Uber representatives in 2017 acknowledged that the company underpaid New York drivers by wrongly deducting the company’s percentage cut of fares after taxes and surcharges were added to the fares, rather than taking it from the lower, pre-tax amount. The company didn’t make public the total amount paid back, but said it would average about $900 per driver.
The NYTWA this time around says Uber wrongly shifted the cost of those taxes and surcharges to drivers, in addition to charging the service fee.
Uber declined to comment.
Arbitration Agreements in Cross Hairs
The lawsuit marks the latest challenge to arbitration agreements buried in driver contracts. The company has long said those require drivers to pursue any legal action individually in closed-door proceedings outside of federal and state courts. The NYTWA says the U.S. Supreme Court recently opened the door to challenging those agreements.

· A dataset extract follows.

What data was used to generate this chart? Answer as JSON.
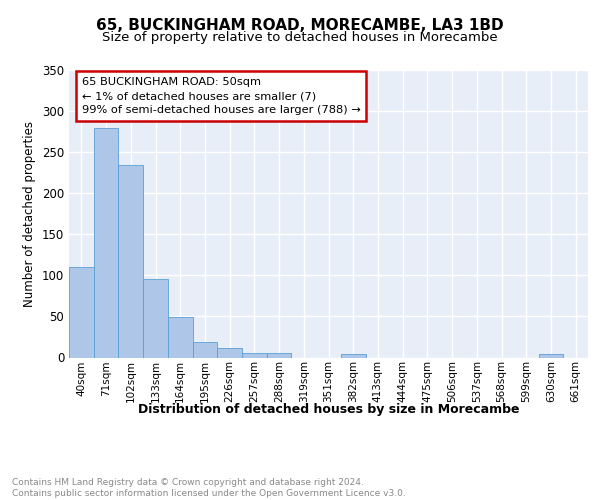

Although federal law gives companies wide leeway to require employees and customers to sign mandatory arbitration agreements, it also includes an exemption for drivers engaged in interstate commerce. The high court ruled in January in a case involving long-haul truckers that drivers classified as independent contractors are covered by the exemption. That decision left unresolved the next question: whether rideshare drivers that don’t cross state lines are involved in interstate commerce.

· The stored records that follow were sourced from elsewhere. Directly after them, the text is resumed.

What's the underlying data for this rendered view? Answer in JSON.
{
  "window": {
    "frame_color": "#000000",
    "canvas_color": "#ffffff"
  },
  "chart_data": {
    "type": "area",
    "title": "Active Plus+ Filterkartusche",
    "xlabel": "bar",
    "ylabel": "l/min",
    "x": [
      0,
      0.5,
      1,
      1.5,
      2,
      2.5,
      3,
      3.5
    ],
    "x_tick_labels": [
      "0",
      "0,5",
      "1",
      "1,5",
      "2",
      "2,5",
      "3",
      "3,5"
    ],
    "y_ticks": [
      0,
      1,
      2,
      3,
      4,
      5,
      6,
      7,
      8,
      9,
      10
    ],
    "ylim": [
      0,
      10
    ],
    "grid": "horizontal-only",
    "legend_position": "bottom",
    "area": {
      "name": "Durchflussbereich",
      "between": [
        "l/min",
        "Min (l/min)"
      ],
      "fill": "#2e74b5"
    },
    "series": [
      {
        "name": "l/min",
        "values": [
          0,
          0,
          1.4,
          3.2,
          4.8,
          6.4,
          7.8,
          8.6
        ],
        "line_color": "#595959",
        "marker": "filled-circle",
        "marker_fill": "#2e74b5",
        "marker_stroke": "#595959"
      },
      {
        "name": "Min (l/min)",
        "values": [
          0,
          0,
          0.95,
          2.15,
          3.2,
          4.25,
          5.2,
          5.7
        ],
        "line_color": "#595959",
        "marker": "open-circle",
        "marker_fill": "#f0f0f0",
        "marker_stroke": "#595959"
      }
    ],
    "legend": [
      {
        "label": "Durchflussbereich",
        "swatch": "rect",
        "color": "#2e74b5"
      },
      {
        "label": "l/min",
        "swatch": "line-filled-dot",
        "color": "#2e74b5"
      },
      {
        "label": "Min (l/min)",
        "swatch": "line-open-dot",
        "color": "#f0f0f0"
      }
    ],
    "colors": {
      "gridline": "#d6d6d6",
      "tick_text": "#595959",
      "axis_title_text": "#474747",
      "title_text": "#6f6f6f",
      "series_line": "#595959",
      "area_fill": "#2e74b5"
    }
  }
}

“We think there is a pretty clear argument here that the way Uber’s model is structured that all drivers are expected to engage in interstate commerce,” Desai told Bloomberg Law.
The U.S. Court of Appeals for the Third Circuit in September rejected Uber’s argument that a group of New Jersey drivers suing for unpaid overtime were necessarily required to take their cases to arbitration. The appeals panel sent the case back to a district court judge to decide whether the drivers are engaged in interstate commerce.
“What constitutes someone working in interstate commerce is up for grabs,” says Henry Allen Blair, a professor at Mitchell Hamline School of Law in Minnesota. “The Third Circuit says it counts if you belong to a class of workers who are in interstate commerce, even if an individual employee is not crossing state lines. So I think it will be difficult to say drivers are not engaging in interstate commerce in a place like New York, where other states are nearby.”
Uber may still be able to enforce the agreements under state law, Blair said.
The NYTWA is representing three Uber drivers asking a federal judge to approve a class action on behalf of some 96,000 drivers. Those drivers didn’t opt out of an arbitration clause in their agreements with Uber.
The drivers are also challenging the company’s “upfront pricing” system. They say it allows the company to charge customers higher fares than are reported to drivers.
The lawsuit filed Nov. 6 comes the same day as an Uber stock “lockup” expired, making some $20 billion in company shares available to be sold.
Uber and other online platforms are facing increasing scrutiny over their treatment of drivers as self-employed entrepreneurs, not employees. Those workers can write off certain business expenses for tax purposes, but don’t get minimum wage, overtime pay, workers’ compensation, and unemployment insurance protections available to employees.
The case is Aleksanian v. Uber Technologies, Inc., S.D.N.Y., complaint filed 11/6/19.